Indiscipline à l’œuvre

4Un critique a déjà souligné « l’interdisciplinarité » de Divining Nature13, où T. Boon Cuillé combine remarquablement le fruit de sa triple formation de littéraire, d’historienne et de musicologue. Nous croyons que ce livre porterait encore mieux l’étiquette « d’indisciplinarité14 », néologisme éloquent proposé il y a quelque temps par un dix‑huitiémiste qui en avait senti la justesse pour décrire l’étude d’un siècle où tant de savoirs ne sont pas, ou pas encore, ou différemment disciplinarisés. Tandis que l’interdisciplinarité à proprement parler ne se contente souvent que d’un dialogue de sourds dont la principale force subversive consiste à bousculer un peu la cohérence des champs où règnent les autorités citées, l’indisciplinarité refuse les méthodes figées et la posture « d’expert », afin d’interroger directement ses fondements épistémologiques et de considérer ses objets dans leur singularité. Aborder la part d’enchantement dans la réaction affective à la « nature » chez différents auteurs du xviiie siècle français, projet aux limites nécessairement nébuleuses, ne saurait procéder d’une autre manière. La circonscription, voire la reconnaissance de son objet à même ses sources, son choix du corpus, ses différentes méthodologies relèvent d’un « bricolage » lévi‑straussien dont la subjectivité assumée fait à la fois la force et les écueils de l’ouvrage.
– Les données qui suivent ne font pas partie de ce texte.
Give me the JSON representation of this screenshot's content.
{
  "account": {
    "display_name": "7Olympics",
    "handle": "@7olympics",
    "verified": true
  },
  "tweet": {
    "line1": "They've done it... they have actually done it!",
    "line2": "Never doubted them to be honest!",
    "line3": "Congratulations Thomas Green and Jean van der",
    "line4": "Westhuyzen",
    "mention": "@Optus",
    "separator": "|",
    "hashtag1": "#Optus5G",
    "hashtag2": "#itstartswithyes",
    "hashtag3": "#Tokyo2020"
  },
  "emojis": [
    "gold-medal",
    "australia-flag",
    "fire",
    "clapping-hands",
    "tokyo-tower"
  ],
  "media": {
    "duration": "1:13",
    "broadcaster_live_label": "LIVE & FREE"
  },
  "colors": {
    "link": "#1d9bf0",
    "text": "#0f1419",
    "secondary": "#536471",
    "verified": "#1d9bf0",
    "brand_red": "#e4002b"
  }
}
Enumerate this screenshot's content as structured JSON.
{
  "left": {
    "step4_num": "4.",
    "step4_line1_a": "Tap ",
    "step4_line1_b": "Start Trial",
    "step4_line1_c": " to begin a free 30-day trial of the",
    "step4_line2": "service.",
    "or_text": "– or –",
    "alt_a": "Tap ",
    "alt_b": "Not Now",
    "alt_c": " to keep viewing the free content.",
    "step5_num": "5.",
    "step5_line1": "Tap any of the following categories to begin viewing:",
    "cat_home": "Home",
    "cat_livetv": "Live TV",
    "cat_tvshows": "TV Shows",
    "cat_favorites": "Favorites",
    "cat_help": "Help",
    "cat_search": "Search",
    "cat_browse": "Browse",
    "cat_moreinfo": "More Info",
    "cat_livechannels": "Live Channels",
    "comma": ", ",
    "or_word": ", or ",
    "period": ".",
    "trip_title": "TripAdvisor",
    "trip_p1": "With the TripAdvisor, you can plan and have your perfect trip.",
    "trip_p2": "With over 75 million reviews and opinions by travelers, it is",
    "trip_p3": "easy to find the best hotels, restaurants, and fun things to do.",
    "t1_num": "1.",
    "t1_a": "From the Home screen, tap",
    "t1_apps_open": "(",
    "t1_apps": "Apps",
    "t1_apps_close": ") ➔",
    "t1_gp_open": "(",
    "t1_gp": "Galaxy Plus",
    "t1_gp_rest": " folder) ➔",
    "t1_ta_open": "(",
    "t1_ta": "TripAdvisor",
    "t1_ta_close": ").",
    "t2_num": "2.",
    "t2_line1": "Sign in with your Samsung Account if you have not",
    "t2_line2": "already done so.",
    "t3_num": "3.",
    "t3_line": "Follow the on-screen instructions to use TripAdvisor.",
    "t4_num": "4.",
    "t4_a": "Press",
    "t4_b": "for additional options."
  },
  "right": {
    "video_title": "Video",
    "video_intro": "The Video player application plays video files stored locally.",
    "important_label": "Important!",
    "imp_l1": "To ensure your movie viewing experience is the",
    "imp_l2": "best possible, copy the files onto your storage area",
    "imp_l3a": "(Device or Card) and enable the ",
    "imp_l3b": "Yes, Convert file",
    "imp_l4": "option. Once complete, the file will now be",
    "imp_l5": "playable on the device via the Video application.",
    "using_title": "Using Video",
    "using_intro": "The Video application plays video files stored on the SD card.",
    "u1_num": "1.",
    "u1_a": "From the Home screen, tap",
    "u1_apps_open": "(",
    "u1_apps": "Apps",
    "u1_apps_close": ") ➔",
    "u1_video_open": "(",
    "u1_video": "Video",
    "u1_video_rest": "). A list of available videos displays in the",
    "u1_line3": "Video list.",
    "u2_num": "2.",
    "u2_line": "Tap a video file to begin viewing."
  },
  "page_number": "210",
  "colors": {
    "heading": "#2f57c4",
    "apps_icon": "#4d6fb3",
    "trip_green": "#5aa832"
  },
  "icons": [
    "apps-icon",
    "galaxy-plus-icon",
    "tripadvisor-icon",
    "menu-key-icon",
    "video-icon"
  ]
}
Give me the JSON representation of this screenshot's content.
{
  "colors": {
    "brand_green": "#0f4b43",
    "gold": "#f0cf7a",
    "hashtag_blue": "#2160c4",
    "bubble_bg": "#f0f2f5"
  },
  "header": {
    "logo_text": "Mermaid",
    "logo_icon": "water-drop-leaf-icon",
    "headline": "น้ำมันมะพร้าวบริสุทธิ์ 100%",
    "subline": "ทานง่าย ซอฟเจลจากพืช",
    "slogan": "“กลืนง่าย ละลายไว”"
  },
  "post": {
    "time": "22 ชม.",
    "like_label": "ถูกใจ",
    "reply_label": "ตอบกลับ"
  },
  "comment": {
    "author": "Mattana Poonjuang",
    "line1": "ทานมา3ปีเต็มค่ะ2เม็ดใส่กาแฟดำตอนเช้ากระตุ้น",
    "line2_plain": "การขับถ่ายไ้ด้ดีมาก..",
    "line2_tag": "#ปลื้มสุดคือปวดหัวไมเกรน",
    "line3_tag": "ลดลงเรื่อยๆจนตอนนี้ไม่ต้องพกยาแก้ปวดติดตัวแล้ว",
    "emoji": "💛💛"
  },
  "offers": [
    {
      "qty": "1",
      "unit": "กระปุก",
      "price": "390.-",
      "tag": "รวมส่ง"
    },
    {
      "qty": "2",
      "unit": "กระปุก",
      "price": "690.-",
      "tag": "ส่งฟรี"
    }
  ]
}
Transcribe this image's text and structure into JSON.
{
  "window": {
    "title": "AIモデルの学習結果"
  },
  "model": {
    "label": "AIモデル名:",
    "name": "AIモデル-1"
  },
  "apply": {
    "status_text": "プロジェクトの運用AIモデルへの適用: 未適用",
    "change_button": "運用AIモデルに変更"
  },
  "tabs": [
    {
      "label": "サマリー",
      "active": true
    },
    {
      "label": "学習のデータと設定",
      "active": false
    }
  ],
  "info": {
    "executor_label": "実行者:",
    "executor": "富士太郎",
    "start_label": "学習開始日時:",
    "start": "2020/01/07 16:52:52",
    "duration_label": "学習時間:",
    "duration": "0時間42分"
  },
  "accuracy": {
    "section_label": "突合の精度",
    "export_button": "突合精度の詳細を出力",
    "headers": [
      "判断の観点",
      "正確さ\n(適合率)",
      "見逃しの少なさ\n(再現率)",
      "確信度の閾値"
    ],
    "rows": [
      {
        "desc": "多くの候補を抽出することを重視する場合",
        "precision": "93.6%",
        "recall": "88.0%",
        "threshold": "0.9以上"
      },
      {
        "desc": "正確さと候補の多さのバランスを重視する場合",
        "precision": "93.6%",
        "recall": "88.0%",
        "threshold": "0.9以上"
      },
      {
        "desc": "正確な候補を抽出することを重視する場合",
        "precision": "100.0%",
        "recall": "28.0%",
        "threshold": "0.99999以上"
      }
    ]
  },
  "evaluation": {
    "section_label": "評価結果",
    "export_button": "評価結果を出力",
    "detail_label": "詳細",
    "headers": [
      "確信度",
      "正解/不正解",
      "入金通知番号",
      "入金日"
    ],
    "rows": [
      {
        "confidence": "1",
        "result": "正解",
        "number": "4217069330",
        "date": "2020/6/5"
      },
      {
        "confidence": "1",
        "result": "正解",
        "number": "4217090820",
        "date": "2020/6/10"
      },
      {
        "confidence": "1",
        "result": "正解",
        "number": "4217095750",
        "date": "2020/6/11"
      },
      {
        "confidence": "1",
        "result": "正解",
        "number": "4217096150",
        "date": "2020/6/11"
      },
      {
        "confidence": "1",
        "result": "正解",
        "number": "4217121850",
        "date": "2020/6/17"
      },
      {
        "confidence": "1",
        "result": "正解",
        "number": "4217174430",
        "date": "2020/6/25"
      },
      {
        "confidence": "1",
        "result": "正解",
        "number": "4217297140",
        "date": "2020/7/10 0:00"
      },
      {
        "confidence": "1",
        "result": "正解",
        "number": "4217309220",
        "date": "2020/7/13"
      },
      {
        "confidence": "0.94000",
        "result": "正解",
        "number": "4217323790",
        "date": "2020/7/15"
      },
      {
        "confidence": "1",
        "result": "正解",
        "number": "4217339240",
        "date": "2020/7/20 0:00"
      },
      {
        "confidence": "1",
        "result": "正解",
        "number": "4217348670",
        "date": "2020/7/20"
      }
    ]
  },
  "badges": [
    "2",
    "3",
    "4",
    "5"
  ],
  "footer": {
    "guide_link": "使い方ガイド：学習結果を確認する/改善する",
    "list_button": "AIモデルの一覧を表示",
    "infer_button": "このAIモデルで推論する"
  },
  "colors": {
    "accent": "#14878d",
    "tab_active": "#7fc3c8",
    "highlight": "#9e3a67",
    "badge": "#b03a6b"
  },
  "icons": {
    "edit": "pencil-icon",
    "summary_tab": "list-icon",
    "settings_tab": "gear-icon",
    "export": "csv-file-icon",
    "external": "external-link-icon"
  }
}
5Divining Nature fait preuve d’une rafraîchissante irrévérence par rapport aux lourdeurs référentielles qui accompagnent les études sur les « monstres sacrés », souvent empêtrées dans ce qui est devenu, au sein des cercles rousseauistes, diderotiens, staëliens, ou ramistes, de vénérables traditions bibliographiques. La pensée de T. Boon Cuillé se déploie avant tout autour de lectures rapprochées de son corpus primaire, quitte même à résumer les passages qui l’intéressent, ce qui a le mérite de rendre les chapitres individuels faciles à suivre. Sans bibliographie, Divining Nature se passe également de notes en bas de page ; ses références sont à trouver à la fin de l’ouvrage. En les feuilletant, on remarque que les multiples citations de textes français, traduites par l’autrice en anglais dans le corps du texte, se délestent de leur version originale. On remarque aussi que les noms de critiques récents ayant travaillé sur les Lumières françaises sont, souvent, très peu français : quelques rares et rapides mentions de Jean Starobinski, Sylvie Bouissou ou Michel Delon cèdent le pas à de grands noms issus majoritairement du monde universitaire anglophone : Anne Vila, Jessica Riskin, Lorraine Daston, Downing Thomas, Jan Goldstein, etc. En plus d’alléger la lecture, cette démarche a l’avantage de décentrer le regard porté sur des œuvres souvent déjà lues pendant des siècles par la critique française, tout en en renforçant certaines des thèses les plus essentielles, comme celles qu’ont déjà formulées ailleurs un Alain Corbin15 ou une Florence Lotterie16. Par exemple, la thèse selon laquelle Diderot, philosophe ayant « un doigt dans chaque tarte17 » (p. 86), utilisait l’enthousiasme provoqué par son observation de la beauté de la nature comme « tremplin18 » (p. 109) de sa réflexion esthétique et philosophique correspond au « Diderot » dépeint par Starobinski ou Delon, mais aussi Élisabeth de Fontenay, qui consacre en 1981 une monographie débridée à son matérialisme enchanté.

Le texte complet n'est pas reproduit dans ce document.